If there’s a way to roll back to a previous version or something I’d be glad to let you give it a try.

Otherwise my steps to repeat it would have been

  1. set up an old circular Hue hub
  2. add some Hue devices to it
  3. add that old Hue hub to an ST hub (probably using software from around 2/2016, if I had to guess)
  4. disconnect the Hue hub

(Patrick) #15

In this case it’s just from trying to build an IP address string. Although the ones that are only 3 segments (2 dots) are a bit odd. Not sure what to make of those yet.

I don’t think there is, but thanks for offering. I assume this issue still exists in the current fw but is just really hard to trigger or possibly impossible to trigger now due to other changes in the hub or in the cloud.
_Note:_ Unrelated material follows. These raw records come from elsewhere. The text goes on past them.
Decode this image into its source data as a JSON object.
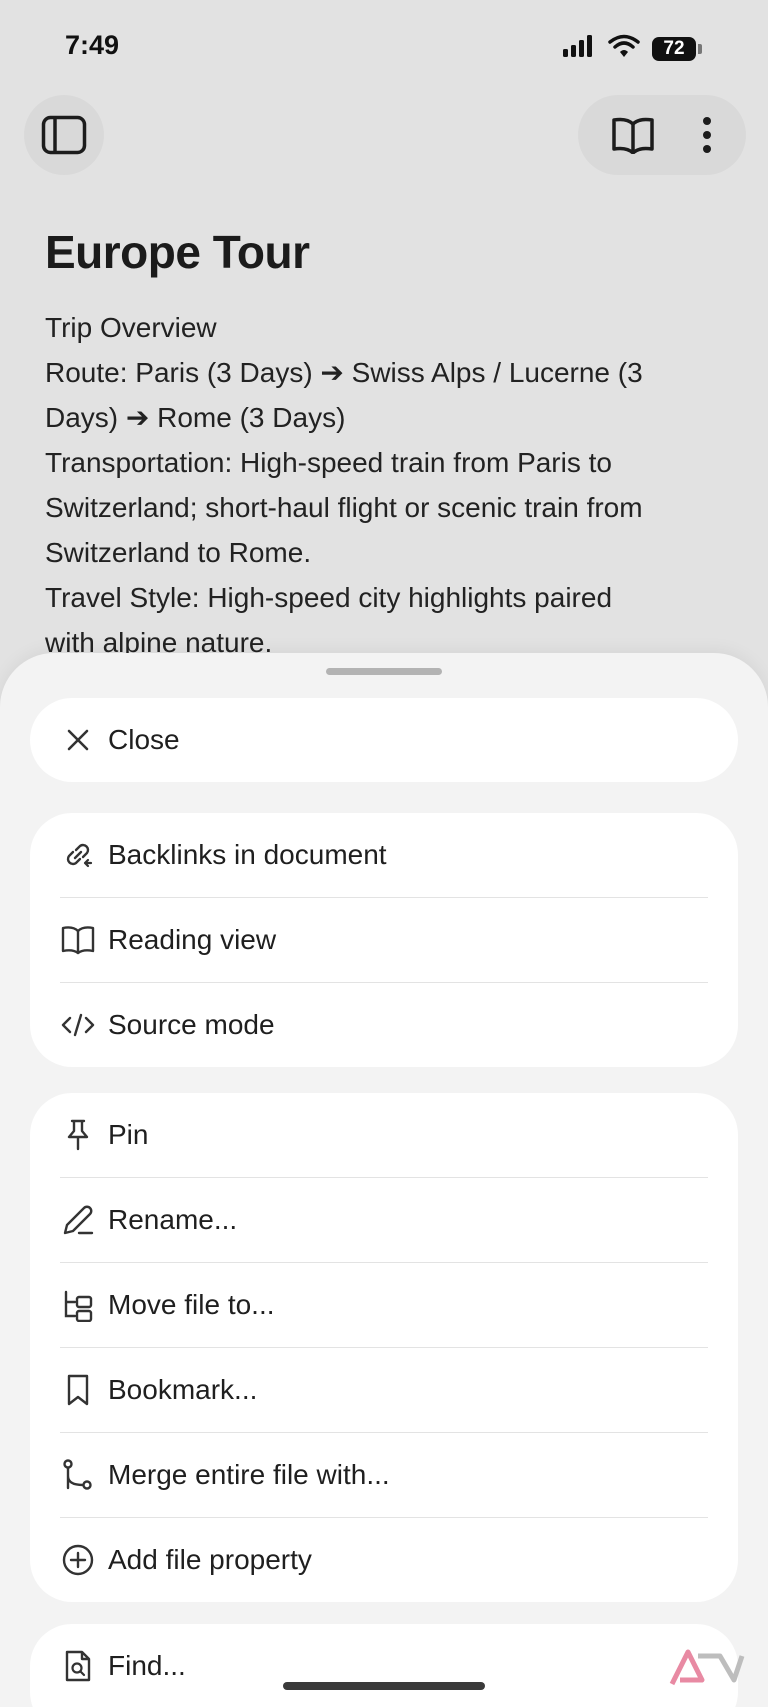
{
  "status_bar": {
    "time": "7:49",
    "battery": "72"
  },
  "toolbar": {
    "sidebar_icon": "sidebar-toggle-icon",
    "reading_icon": "book-open-icon",
    "more_icon": "more-vertical-icon"
  },
  "document": {
    "title": "Europe Tour",
    "lines": [
      "Trip Overview",
      "Route: Paris (3 Days) ➔ Swiss Alps / Lucerne (3",
      "Days) ➔ Rome (3 Days)",
      "Transportation: High-speed train from Paris to",
      "Switzerland; short-haul flight or scenic train from",
      "Switzerland to Rome.",
      "Travel Style: High-speed city highlights paired",
      "with alpine nature."
    ]
  },
  "sheet": {
    "close": {
      "label": "Close",
      "icon": "close-icon"
    },
    "group1": [
      {
        "label": "Backlinks in document",
        "icon": "backlinks-icon"
      },
      {
        "label": "Reading view",
        "icon": "book-open-icon"
      },
      {
        "label": "Source mode",
        "icon": "code-icon"
      }
    ],
    "group2": [
      {
        "label": "Pin",
        "icon": "pin-icon"
      },
      {
        "label": "Rename...",
        "icon": "pencil-icon"
      },
      {
        "label": "Move file to...",
        "icon": "folder-tree-icon"
      },
      {
        "label": "Bookmark...",
        "icon": "bookmark-icon"
      },
      {
        "label": "Merge entire file with...",
        "icon": "merge-icon"
      },
      {
        "label": "Add file property",
        "icon": "plus-circle-icon"
      }
    ],
    "group3": [
      {
        "label": "Find...",
        "icon": "file-search-icon"
      }
    ]
  },
  "colors": {
    "background": "#e2e2e2",
    "sheet": "#f3f3f3",
    "card": "#ffffff",
    "text": "#1f1f1f"
  }
}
I’ll track down an old bridge and play around with adding/removing/disconnecting it when I get a chance to see if I can trigger anything like this. And I’ll at least get this issue tracked in case anyone runs into it again.


(Bill Kearney) #16

The queries aren’t IP addresses, at least not the fourth item. There were thousands of requests being made, but they all boiled down to those six leading addresses. The last, fourth element changed. But not in an obvious or consistent way. That and the large numbers (well in excess of IPv4 limit of 255) made me think it wasn’t an IP address.
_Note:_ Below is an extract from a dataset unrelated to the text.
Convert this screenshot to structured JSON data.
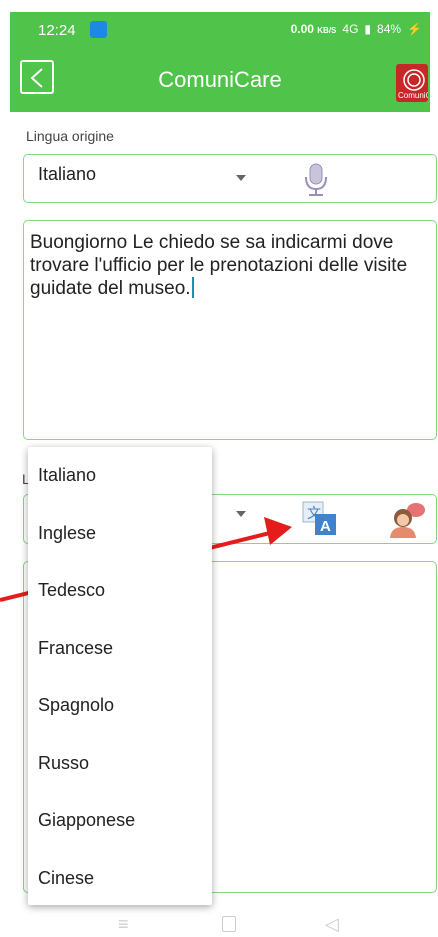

I’d have to dig further to see if there’s a pattern to the fourth element, but I was inclined to guess it was a timestamp or something. When I look for distinct data it returns 482 of them, as opposed to just 6 using the leading 3 elements. However, no two sets of queries used the same last element.

I didn’t play around with any date/time formatting because those numbers weren’t incrementing time-wise. That is, a query at one time was using a fourth number lower than one made before it, but not predictably and not coinciding with the turn of the hour or day. Perhaps the 4th one was some sort of checksum or something constructed on the ST hub’s end of it?

I can send you a dump of the dnsmasq log if you’d like.


(Collin Skinner) #17

Patrick, did you ever find out anything more regarding this issue?


(Patrick) #18

We never did find a true root cause. We know that is was something that was trying to format IP addresses to be used in a URL, but was getting corrupt data from a cache on the hub. Because the data was corrupt some assumptions that code was making were being violated. That meant that the URL we had just built had the not-actually-an-ip format discussed above for the host. Then, very “helpfully” the library that URL was sent to would notice that wasn’t an IP, assume it was a hostname, and would try to do a lookup for it.

We have a start on a change to put in some checks to make sure it is at least plausible that what we got represented a valid IP. However, I don’t think it made it into the most recent release. It seems this issue kinda fell by the wayside and didn’t get picked up again since it didn’t seem to have noticeable issues besides extra errors in some power users’ logs.

And actually, on that note, thank for reminding me of this. It may be related to another issue we have just started seeing. [edit: Probably not related, darn.]

@collinjames are you seeing this issue now?


(Collin Skinner) #19

Yes, I did the same thing as OP and fired up a pi-hole this week to monitor my traffic. My hub is hitting these addresses about 3 times per minute.


(Patrick) #20

Are you noticing any other issues with your system, specifically with control of your Hue devices?